To your point about choosing to another filter...

The AC110 or AC500 as it was formerly known.. was and still is a very well made, efficient, and reliable filter. It does a lot of things well directly out of the box and is one of the few filters that allows the user to customize it's media capacity to cater to the individual's specific needs very easily with minor mods and doing so cost effectively.

I would not second guess getting an AquaClear filter unit for any of my tanks.


----------



## prov356 (Sep 20, 2006)

> The floating or rising basket is not an intended design.. it's a flaw.
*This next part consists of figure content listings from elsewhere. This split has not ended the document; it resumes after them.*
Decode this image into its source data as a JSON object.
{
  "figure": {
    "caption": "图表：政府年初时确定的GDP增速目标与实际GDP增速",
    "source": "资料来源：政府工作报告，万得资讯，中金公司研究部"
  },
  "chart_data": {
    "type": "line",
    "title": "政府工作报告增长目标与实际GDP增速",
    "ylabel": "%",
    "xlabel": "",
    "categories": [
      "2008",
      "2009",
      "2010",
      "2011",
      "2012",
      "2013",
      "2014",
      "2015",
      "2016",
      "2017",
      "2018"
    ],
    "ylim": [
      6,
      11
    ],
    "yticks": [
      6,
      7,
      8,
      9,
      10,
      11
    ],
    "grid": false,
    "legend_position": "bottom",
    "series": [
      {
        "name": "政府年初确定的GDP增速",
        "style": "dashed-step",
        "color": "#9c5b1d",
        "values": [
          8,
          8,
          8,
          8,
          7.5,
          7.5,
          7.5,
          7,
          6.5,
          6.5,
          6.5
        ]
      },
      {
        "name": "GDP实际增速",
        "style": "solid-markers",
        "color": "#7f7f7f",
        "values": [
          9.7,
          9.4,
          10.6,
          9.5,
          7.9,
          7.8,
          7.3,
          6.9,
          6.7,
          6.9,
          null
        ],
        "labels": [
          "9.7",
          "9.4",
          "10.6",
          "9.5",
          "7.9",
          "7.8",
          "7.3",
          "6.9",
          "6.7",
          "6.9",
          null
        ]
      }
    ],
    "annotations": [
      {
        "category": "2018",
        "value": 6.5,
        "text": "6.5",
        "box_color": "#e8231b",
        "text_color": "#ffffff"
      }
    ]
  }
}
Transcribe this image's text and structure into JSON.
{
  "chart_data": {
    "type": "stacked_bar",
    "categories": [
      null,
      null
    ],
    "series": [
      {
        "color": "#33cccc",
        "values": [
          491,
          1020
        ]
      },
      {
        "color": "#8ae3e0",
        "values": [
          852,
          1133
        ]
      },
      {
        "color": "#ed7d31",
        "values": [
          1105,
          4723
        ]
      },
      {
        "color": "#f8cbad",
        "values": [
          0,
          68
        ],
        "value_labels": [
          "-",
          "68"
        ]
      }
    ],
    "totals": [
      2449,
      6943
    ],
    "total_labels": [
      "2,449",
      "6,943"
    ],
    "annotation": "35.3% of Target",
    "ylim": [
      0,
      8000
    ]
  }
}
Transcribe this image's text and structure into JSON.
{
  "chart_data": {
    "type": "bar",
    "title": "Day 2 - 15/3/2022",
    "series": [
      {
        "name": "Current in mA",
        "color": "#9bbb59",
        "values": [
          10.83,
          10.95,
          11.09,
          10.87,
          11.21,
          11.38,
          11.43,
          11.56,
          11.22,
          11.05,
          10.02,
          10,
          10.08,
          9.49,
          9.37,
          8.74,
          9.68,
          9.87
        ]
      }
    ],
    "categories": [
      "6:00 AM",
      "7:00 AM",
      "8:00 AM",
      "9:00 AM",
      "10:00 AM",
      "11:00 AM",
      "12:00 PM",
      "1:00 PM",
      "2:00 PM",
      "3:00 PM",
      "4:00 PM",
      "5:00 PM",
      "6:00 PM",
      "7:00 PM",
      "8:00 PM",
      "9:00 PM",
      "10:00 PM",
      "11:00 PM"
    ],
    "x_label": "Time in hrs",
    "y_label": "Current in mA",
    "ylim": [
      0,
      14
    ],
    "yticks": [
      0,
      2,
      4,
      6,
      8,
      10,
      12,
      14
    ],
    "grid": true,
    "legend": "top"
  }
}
It the filter has design flaws and has to be modifed to work without putting water all over the floor, then maybe another filter would be a better choice.


----------



## newforestrob (Feb 1, 2010)

I,m with cichlid- baby on this one,there is a flaw in the design , mine rises(ac 110) on the one side as well,without floss ,one sponge,and bio media(rings)on top
what the filter should have is a piece of plastic for the groove thats cut in the basket to "snap " in to,
theres one on the motor side


----------



## Clink51 (Aug 4, 2011)

whats are the blue and brown flat sponge looking things?


----------



## cichlid_baby (Jan 28, 2003)

Blue media is a coarse grade filtration pad.

Brown media (was originally white) is just some polyfil batting from an established tank being used for seeding the new filters with.


----------